Саргон закончил возиться с палаткой и сел возле входа, повернувшись к мальчику лицом.
– Как будто кто-то плачет… очень жутко… но я никого не вижу.
Мулат напряг слух, пытаясь уловить подозрительные звуки. Какое-то время они сидели в полной тишине. Только легкие порывы северного ветра свистели в ушах, да переносили мелкие песчинки.
– Быть может, тебе почудилось? – предположил Саргон.
– Нет же! – с жаром возразил паренек. – Клянусь! Я знаю, что слышал!
Спустя минуту стон раздался вновь. Далекий и протяжный.
– Вот! – прошептал Джехутихотеп. – Опять! Теперь ты слышишь?
– Да, – ответил мулат, – теперь слышу.
– Что это? – с испугом спросил мальчик.
– Барханы поют.
– Барханы? – паренек округлил глаза. – Как барханы могут петь?!
– Не знаю, – Саргон пожал плечами, – местные говорят, что это кричат души умерших, погребенных песками пустыни. Ведь они так и не нашли себе достойного упокоения.
Мальчика пробил озноб. То ли от холода, то ли от страха.
– А они нас не тронут?
Мулат вяло улыбнулся:
– Надо бояться живых, а не мертвых. Все хорошо. Тебя я в обиду не дам. Ни духам, ни гиенам.
– А тут гиены водятся?
Джехутихотепа сейчас слабо интересовали обитатели пустыни, но он хотел поскорее отвлечься от этого жуткого воя и перевести разговор в другое русло.
– Встречаются, – Саргон размял кисти, – но на людей нападают редко. Если только не обезумят от голода.

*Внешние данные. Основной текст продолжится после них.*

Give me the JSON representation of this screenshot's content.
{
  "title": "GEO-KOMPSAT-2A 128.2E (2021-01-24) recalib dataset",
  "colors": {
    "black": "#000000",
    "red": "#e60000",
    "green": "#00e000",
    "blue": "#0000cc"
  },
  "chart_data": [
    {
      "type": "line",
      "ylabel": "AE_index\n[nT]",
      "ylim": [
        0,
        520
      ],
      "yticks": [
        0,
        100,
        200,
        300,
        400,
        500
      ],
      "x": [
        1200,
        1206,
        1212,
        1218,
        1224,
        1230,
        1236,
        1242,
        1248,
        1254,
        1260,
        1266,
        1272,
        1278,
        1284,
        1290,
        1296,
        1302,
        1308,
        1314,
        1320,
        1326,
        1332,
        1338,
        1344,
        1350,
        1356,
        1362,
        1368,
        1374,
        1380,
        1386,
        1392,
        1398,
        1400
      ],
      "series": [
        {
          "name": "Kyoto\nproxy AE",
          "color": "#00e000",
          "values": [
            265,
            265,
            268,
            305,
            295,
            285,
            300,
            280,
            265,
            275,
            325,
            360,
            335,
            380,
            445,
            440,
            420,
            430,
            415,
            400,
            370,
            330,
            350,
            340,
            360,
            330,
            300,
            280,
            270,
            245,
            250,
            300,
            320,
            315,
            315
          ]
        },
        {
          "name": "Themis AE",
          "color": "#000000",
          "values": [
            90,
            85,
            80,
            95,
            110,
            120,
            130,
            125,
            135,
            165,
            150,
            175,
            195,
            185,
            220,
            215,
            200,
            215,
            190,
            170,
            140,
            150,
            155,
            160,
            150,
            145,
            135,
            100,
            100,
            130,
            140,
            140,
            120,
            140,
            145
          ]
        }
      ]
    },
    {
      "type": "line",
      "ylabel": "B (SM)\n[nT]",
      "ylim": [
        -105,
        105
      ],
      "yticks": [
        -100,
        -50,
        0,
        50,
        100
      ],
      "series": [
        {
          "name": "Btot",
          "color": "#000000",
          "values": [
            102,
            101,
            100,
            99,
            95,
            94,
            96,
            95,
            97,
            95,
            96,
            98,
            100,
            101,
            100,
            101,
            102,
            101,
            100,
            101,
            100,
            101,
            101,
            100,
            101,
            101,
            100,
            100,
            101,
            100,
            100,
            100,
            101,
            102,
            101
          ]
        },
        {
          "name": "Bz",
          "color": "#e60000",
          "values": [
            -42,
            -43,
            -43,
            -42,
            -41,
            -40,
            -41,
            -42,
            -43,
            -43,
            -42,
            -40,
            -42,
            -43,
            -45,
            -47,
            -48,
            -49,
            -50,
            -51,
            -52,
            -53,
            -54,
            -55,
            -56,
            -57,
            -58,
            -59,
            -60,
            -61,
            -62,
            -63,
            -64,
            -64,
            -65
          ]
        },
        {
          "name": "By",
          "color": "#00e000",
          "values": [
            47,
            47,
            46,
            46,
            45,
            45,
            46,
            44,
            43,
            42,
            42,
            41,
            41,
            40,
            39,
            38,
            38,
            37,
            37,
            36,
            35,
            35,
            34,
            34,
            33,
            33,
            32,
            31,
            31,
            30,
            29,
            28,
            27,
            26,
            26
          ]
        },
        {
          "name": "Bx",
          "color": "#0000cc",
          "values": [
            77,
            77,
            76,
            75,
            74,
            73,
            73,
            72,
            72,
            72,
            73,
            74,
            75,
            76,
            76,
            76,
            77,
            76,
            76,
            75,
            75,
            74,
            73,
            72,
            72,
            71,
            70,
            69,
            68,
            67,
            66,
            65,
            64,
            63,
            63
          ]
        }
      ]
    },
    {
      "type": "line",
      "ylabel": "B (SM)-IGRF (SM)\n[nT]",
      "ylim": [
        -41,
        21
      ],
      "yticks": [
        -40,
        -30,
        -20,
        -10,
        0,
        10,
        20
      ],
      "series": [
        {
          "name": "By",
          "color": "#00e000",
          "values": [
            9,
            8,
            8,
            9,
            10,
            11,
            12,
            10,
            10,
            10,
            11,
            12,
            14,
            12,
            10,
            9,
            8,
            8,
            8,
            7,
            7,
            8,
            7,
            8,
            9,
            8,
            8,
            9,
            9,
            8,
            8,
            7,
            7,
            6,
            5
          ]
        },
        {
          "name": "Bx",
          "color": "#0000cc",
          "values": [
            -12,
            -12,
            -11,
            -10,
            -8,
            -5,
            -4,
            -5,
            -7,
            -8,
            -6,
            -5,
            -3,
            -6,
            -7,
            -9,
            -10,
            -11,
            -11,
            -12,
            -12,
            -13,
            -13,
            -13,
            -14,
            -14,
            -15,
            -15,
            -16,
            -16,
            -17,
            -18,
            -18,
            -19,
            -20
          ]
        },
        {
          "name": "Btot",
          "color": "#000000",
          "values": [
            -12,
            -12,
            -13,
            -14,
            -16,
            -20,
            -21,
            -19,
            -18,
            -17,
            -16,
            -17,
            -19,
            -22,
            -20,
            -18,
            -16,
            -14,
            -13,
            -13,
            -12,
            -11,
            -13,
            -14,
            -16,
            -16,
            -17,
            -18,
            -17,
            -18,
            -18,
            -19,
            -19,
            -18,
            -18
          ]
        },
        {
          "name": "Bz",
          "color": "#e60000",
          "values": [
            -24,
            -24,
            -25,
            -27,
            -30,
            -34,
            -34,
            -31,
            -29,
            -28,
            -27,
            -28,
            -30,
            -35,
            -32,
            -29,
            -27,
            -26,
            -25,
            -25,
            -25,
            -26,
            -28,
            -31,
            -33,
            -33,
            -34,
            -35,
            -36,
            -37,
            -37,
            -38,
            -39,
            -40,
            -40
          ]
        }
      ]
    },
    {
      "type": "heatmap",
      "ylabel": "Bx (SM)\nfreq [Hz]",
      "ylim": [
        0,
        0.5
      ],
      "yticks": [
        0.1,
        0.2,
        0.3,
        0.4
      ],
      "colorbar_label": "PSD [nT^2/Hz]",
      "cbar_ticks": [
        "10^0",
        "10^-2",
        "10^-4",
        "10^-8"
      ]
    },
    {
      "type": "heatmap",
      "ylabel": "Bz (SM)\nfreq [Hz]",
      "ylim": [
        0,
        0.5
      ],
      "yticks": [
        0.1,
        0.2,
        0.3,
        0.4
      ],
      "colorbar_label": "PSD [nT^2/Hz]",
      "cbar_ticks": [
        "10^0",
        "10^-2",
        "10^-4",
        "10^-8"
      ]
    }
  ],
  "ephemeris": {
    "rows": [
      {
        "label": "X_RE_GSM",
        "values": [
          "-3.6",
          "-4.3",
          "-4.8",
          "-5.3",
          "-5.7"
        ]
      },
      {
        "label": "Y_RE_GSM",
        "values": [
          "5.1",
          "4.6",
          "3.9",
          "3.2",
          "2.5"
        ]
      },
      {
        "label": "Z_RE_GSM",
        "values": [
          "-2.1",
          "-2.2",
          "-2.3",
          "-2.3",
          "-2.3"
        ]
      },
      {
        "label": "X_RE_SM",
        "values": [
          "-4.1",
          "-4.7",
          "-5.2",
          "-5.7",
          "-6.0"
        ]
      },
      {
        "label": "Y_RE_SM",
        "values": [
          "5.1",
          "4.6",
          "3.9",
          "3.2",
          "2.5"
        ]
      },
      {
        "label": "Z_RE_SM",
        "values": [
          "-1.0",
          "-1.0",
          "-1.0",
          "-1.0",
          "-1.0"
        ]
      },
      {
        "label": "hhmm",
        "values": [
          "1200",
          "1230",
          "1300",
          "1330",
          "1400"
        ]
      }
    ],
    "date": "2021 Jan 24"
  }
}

– Ты говорил, что твоя мама боится гиен, – вспомнил мальчик.
– Точно.
– А ты сам?
– Нет. Я знаю, как их одолеть.
– Хорошо, коли так.
Паренек выдохнул. Он начинал понемногу успокаиваться и привыкать к жуткому вою, временами долетающему до привала. К тому же уверенность спутника передавалась и ему. Тем не менее он продолжал с опаской посматривать в сторону дюн, силуэты которых виднелись в сумраке.
Саргон воздел глаза к небу:
– Пожалуй, надо спать. Встанем пораньше, пока зной не наступил. А к вечеру уже доберемся до Хазеты.
– Да, твоя правда, – согласился Джехутихотеп, а затем внезапно спросил, – помнишь ты сказал, что все чего-то боятся?
– Угум.
– Кажется, меня пугают эти поющие барханы… а чего боишься ты?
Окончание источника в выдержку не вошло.